Assistant Professor of Finance
Lubar College of Business
University of Wisconsin - Milwaukee
Research Interests: asset pricing, behavioral finance, mutual funds, bankruptcy, valuation
Research
Published:
The Psychological Externalities of Investing: Evidence from Stock Returns and Crime, Review of Financial Studies, 2024
This paper investigates the psychological effects from stock market returns. Using a FBI database of over 55 million daily reported crime incidents across the United States, crime is proposed as a measure of psychological well-being. The evidence suggests that stock returns affect not only the well-being of investors but also non-investors. Specifically, a contemporaneous negative (positive) relationship between daily stock market returns and violent crime rates is found for investors (non-investors). A similar relationship is also found between local earnings surprises and violent crime. The contrasting relationships for investors and non-investors suggests that well-being may be influenced by relative wealth.
Working Papers:
Asset Pricing with Revealed Utility of Heterogeneous Consumers: Evidence from Crime
This paper proposes violent crime growth as a measure of revealed marginal utility growth of heterogeneous consumers in incomplete markets. Consumer heterogeneity is measured using the cross-sectional average and cross-sectional variance of crime growth exploiting a monthly panel of reported crime incidents from over 11,000 law enforcement agencies across the United States from 1960-2020. Consistent with heterogeneous consumer models, I find that the cross-sectional average and variance of violent crime growth can explain the cross-section of stock returns. Specifically, investors pay a premium for assets that have higher betas to the violent crime growth moments.
Mutual Fund Performance Evaluation with Macroeconomic Risk, with Bob Dittmar and Chris Lundblad
We propose a holdings-based measure of mutual fund performance using a benchmark that captures a funds exposure to consumption risk. We find that before fees, funds are unable to outperform a benchmark that matches its exposure to consumption risk. While on average funds do not outperform, we find evidence that funds with short-term skill can be better identified by our measure and that fund flows based on perceived skill are more sensitive to our measure. This suggests that investors are more concerned about their exposure to consumption risk as suggested by economic theory, than the risk implied from other ad hoc factor or characteristic approaches that appear to be empirically related to average returns. We also show that funds cater to investors’ concerns by successfully timing their exposure to consumption risk.

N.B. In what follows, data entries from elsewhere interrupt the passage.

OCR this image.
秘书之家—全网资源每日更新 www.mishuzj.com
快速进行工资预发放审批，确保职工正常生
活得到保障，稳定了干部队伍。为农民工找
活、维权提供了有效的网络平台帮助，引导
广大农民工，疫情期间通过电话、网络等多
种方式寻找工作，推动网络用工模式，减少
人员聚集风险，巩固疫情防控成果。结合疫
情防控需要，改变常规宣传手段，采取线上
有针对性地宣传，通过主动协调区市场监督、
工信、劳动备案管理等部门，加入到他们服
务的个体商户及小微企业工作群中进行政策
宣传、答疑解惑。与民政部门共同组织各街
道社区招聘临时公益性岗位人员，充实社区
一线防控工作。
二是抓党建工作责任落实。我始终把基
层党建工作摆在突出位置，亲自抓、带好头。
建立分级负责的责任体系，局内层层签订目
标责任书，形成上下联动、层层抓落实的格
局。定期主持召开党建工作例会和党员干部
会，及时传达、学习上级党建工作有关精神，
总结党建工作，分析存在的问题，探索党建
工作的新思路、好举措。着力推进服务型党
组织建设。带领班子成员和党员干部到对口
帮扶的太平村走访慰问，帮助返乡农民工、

M&A performance differs by gender of the CEO: Are incentives to blame? with Donglai Bao and Val Sibilkov
We examine the relation between CEO gender and corporate performance in acquisitions during the 2006 – 2019 period characterized by a significant increase in the proportion of female CEOs. We find that acquisitions by firms led by female CEOs with longer tenure underperform relative to a benchmark and relative to male CEOs. We find no underperformance for female CEOs early in their tenure or for male CEOs. Unlike male CEOs, female CEOs are not penalized for poor acquisition performance through turnover or compensation. The findings reveal strong correlation between weak corporate governance, inferior acquisition performance, and female leadership.